Le premier jardin du projet urbain « Parques del rio », à Medellin (Colombie), a été inauguré en 2016. / Andres Carmona Arango pour « Le Monde »

Un milliard de personnes habitaient dans des villes en 1960. Elles sont aujourd’hui plus de 4 milliards. Et les Nations unies annoncent que la population mondiale sera aux deux tiers urbaine en 2050. Cette croissance massive et continue pose, partout dans le monde, les mêmes défis.

Défis sociaux : si les grandes métropoles constituent des pôles de croissance et de développement, elles concentrent aussi des inégalités de plus en plus criantes, y compris dans les régions les plus riches du monde. Dans une étude retentissante publiée le 3 juin, l’Institut d’aménagement et d’urbanisme (IAU) a montré que la polarisation spatiale s’était fortement accrue entre 2001 et 2015 en Ile-de-France.

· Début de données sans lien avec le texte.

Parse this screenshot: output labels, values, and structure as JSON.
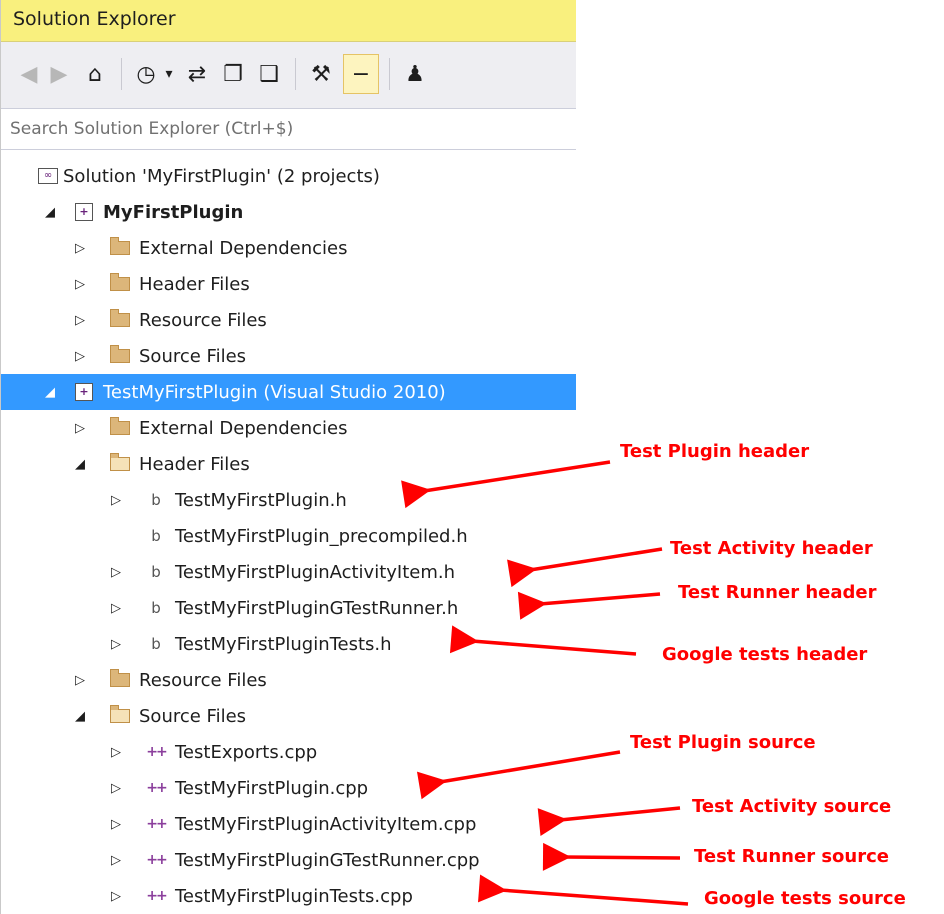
{
  "panel": {
    "title": "Solution Explorer"
  },
  "toolbar": {
    "buttons": [
      {
        "name": "back-icon",
        "glyph": "◀"
      },
      {
        "name": "forward-icon",
        "glyph": "▶"
      },
      {
        "name": "home-icon",
        "glyph": "⌂"
      },
      {
        "name": "pending-changes-filter-icon",
        "glyph": "◷"
      },
      {
        "name": "dropdown-arrow-icon",
        "glyph": "▾"
      },
      {
        "name": "sync-icon",
        "glyph": "⇄"
      },
      {
        "name": "collapse-all-icon",
        "glyph": "❐"
      },
      {
        "name": "show-all-files-icon",
        "glyph": "❑"
      },
      {
        "name": "properties-icon",
        "glyph": "⚒"
      },
      {
        "name": "preview-icon",
        "glyph": "−"
      },
      {
        "name": "team-explorer-icon",
        "glyph": "♟"
      }
    ]
  },
  "search": {
    "placeholder": "Search Solution Explorer (Ctrl+$)"
  },
  "tree": {
    "solution": "Solution 'MyFirstPlugin' (2 projects)",
    "project1": {
      "name": "MyFirstPlugin",
      "items": [
        "External Dependencies",
        "Header Files",
        "Resource Files",
        "Source Files"
      ]
    },
    "project2": {
      "name": "TestMyFirstPlugin (Visual Studio 2010)",
      "external": "External Dependencies",
      "header_folder": "Header Files",
      "headers": [
        "TestMyFirstPlugin.h",
        "TestMyFirstPlugin_precompiled.h",
        "TestMyFirstPluginActivityItem.h",
        "TestMyFirstPluginGTestRunner.h",
        "TestMyFirstPluginTests.h"
      ],
      "resource_folder": "Resource Files",
      "source_folder": "Source Files",
      "sources": [
        "TestExports.cpp",
        "TestMyFirstPlugin.cpp",
        "TestMyFirstPluginActivityItem.cpp",
        "TestMyFirstPluginGTestRunner.cpp",
        "TestMyFirstPluginTests.cpp"
      ]
    }
  },
  "annotations": [
    "Test Plugin header",
    "Test Activity header",
    "Test Runner header",
    "Google tests header",
    "Test Plugin source",
    "Test Activity source",
    "Test Runner source",
    "Google tests source"
  ],
  "colors": {
    "title_bar": "#f9f07e",
    "selection": "#3399ff",
    "annotation": "#ff0000"
  }
}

Non seulement les zones les plus paupérisées le sont toujours, mais les revenus en euros constants y ont diminué. Même phénomène, inversé, dans les zones les plus riches, avec, en toile de fond, l’imminent passage du prix moyen du mètre carré parisien au-dessus de la barre symbolique de 10 000 euros.

Paris n’est qu’un exemple parmi des dizaines dans les pays développés. Sans parler des villes qui encaissent des chocs migratoires structurels ou exceptionnels dans les pays les plus pauvres de la planète.

Défis environnementaux : 70 % des émissions de CO2 sont le fait des villes, et les prévisions à l’horizon 2050 affolent les thermomètres – des épisodes de 55 °C à l’ombre sont ­annoncés à Paris. Dans le monde entier, la guerre aux véhicules les plus polluants est ouverte, à grand renfort de péages urbains, de zones piétonnières, de forêts dans les villes, de « zones vertes », de réaménagements de la voirie pour libérer de l’espace aux modes de déplacement doux… Le secteur du bâtiment, l’un des principaux émetteurs de CO2 (36 % en Europe et 27 % en France), est également sur la sellette.

Collecte de données

Défis civiques : les progrès de la smart city, la ville connectée, ouvrent la perspective de ­services urbains optimisés par la collecte de données toujours plus riches, mais aussi la possibilité d’un contrôle accru des habitants et d’un recul de leur pouvoir de décision comme citoyens. Même Toronto (Canada), ­laboratoire mondial de la ville connectée ­depuis qu’a été confié à Sidewalk Labs, ­société sœur de Google, le soin de penser son futur, revient du fantasme de la ville pilotée par les données.

Ces enjeux seront au cœur de la conférence « Libertés, égalité, viabilité : la ville-monde face aux défis du siècle », qu’organise Le Monde - ­Cities, vendredi 28 juin. Ils irriguent aussi les innovations urbaines que nous récompensons pour la quatrième fois dans le cadre des prix de l’innovation urbaine Le Monde - Cities et que nous vous dévoilons dans ces pages.

Ils vous feront voyager des embouteillages parisiens dans lesquels se faufilent les vélos d’Olvo pour livrer des encombrants jusqu’aux friches de la tentaculaire Lima (Pérou), que les militants d’« Ocupa tu calle » invitent les habitants à reconquérir. En passant par un quartier populaire nantais qui verra, dans quelques mois, des serres surplomber ses immeubles. Par les plages de Dar es-Salaam (Tanzanie) où la start-up EcoAct collecte des monceaux de déchets plastiques pour les ­reconvertir en poutres de construction. Et par les rives d’une rivière cloaque qui traverse ­Medellin (Colombie) et que réinvente l’énorme projet « Parques del rio ».

Toutes ces initiatives – et leurs acteurs – prouvent que le combat n’est pas perdu d’avance et que, partout dans le monde, organisations et individus se mobilisent concrètement pour que la planète des villes reste vivable, dans tous les sens du terme.